Observes George V. Grainger, a grant officer at the Houston Endowment, which has increased its border philanthropy over the past five years: “Everybody recognizes that one of the fundamental problems with philanthropy along the border is that there are no philanthropic assets — huge needs, a lot of public charities, but little in the way of dollars available from local sources.”
Mr. Grainger also notes that Mexican nonprofit groups, even more than their U.S. counterparts, sometimes find it difficult to work with foundations, which prefer to make grants for specific projects as opposed to providing operating support for electricity, rent, salaries and other basic expenses. “That ought to be a priority,” he says.
Giving Traditions
Officials on both sides of the border argue that it will be difficult to strengthen nonprofit groups without first inculcating a “culture of giving” among Mexican individuals. Mexican nonprofit groups received 6 percent of their income in 1995 through donations from private sources, compared with 21 percent for U.S. nonprofit groups, according to the most recent research by the Johns Hopkins University’s Comparative Nonprofit Sector Project.
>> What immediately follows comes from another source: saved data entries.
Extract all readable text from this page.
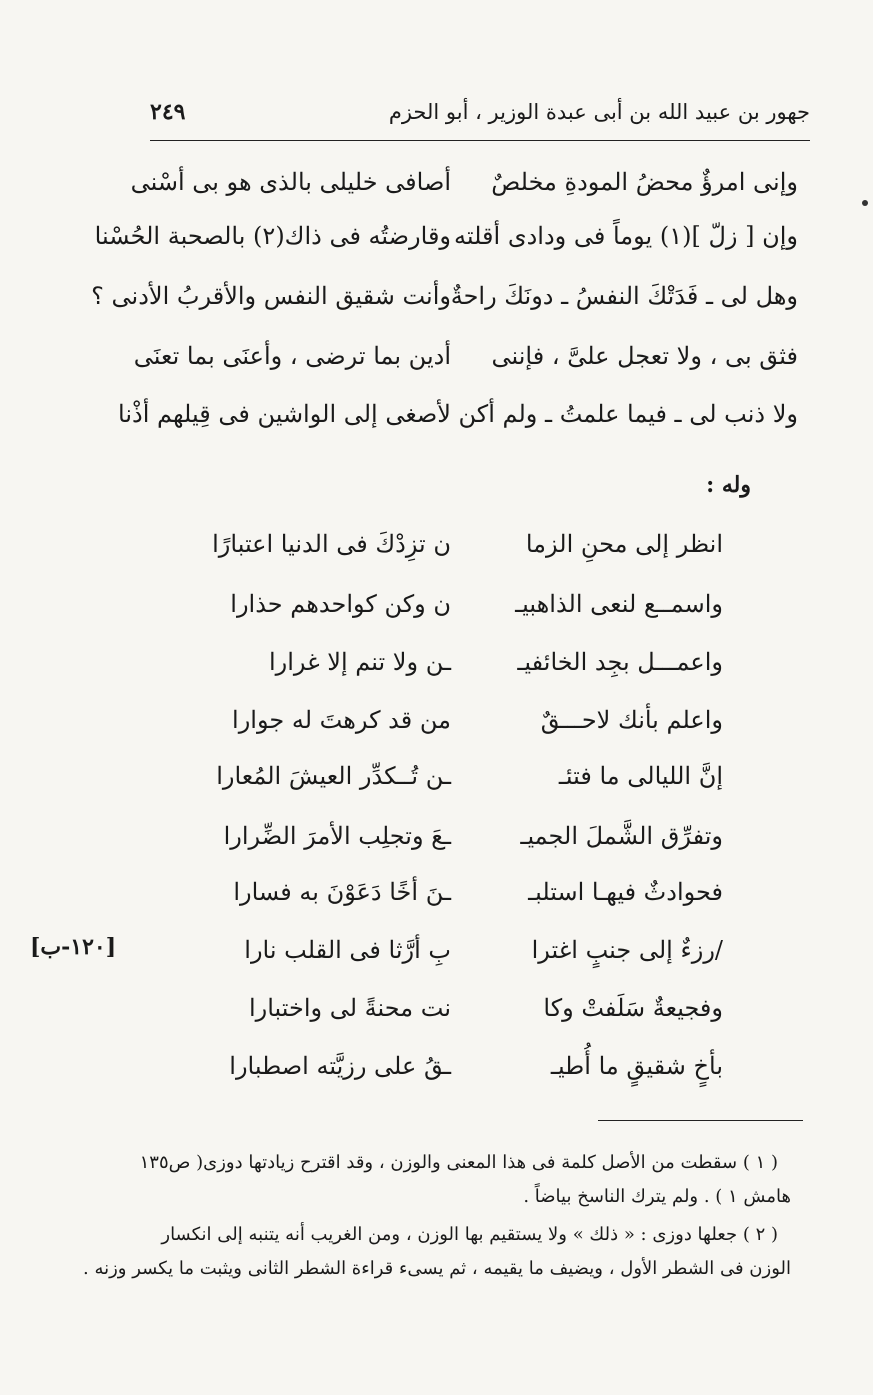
جهور بن عبيد الله بن أبى عبدة الوزير ، أبو الحزم
٢٤٩
وإنى امرؤٌ محضُ المودةِ مخلصٌ
أصافى خليلى بالذى هو بى أسْنى
وإن [ زلّ ](١) يوماً فى ودادى أقلته
وقارضتُه فى ذاك(٢) بالصحبة الحُسْنا
وهل لى ـ فَدَتْكَ النفسُ ـ دونَكَ راحةٌ
وأنت شقيق النفس والأقربُ الأدنى ؟
فثق بى ، ولا تعجل علىَّ ، فإننى
أدين بما ترضى ، وأعنَى بما تعنَى
ولا ذنب لى ـ فيما علمتُ ـ ولم أكن
لأصغى إلى الواشين فى قِيلهم أذْنا
وله :
انظر إلى محنِ الزما
ن تزِدْكَ فى الدنيا اعتبارًا
واسمــع لنعى الذاهبيـ
ن وكن كواحدهم حذارا
واعمـــل بجِد الخائفيـ
ـن ولا تنم إلا غرارا
واعلم بأنك لاحـــقٌ
من قد كرهتَ له جوارا
إنَّ الليالى ما فتئـ
ـن تُــكدِّر العيشَ المُعارا
وتفرِّق الشَّملَ الجميـ
ـعَ وتجلِب الأمرَ الضِّرارا
فحوادثٌ فيهـا استلبـ
ـنَ أخًا دَعَوْنَ به فسارا
/رزءٌ إلى جنبٍ اغترا
بِ أرَّثا فى القلب نارا
[١٢٠-ب]
وفجيعةٌ سَلَفتْ وكا
نت محنةً لى واختبارا
بأخٍ شقيقٍ ما أُطيـ
ـقُ على رزيَّته اصطبارا
( ١ ) سقطت من الأصل كلمة فى هذا المعنى والوزن ، وقد اقترح زيادتها دوزى( ص١٣٥
هامش ١ ) . ولم يترك الناسخ بياضاً .
( ٢ ) جعلها دوزى : « ذلك » ولا يستقيم بها الوزن ، ومن الغريب أنه يتنبه إلى انكسار
الوزن فى الشطر الأول ، ويضيف ما يقيمه ، ثم يسىء قراءة الشطر الثانى ويثبت ما يكسر وزنه .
“It is increasingly clear to me that there is a need to promote and stimulate generosity and social responsibility among citizens and businesses, and it is also evident that, although we have moved forward in this regard, we still have a long road ahead,” Jorge Villalobos, president of the Mexican Center for Philanthropy, told the border philanthropy conference. “There is a continued scarcity of people who systematically give a share of their income in their local community. There isn’t that culture,” he observed.
Mexican companies and multinational corporations that have operations along the border represent major untapped sources of funds. Many of these companies, with headquarters far away from where they do business, are roundly criticized for failing to do enough to support the people and places that produce the profits.
“It’s not like Dallas, Monterrey, Mexico City, or Houston,” says Mr. Kiy of the International Community Foundation. “The border tends to be somewhat out of the loop on corporate foundation support.”
At the Border Summit, Bruce H. Esterline, a vice president at the Meadows fund, said that among the most pressing challenges for grant makers is to convince corporate chief executives, who have authority over assembly plants located hundreds or thousands of miles away from company headquarters, “to invest in the quality of life issues, on both sides of the border.”
Mr. Lorey of the Hewlett Foundation says such work is “tricky” but rewarding. “Measuring outcomes is difficult,” he concedes. “But the bottom line is, you have a better idea if you have made a difference doing this kind of work compared to funding some kind of theoretical policy study on the future of the U.S.-Mexico relationship.”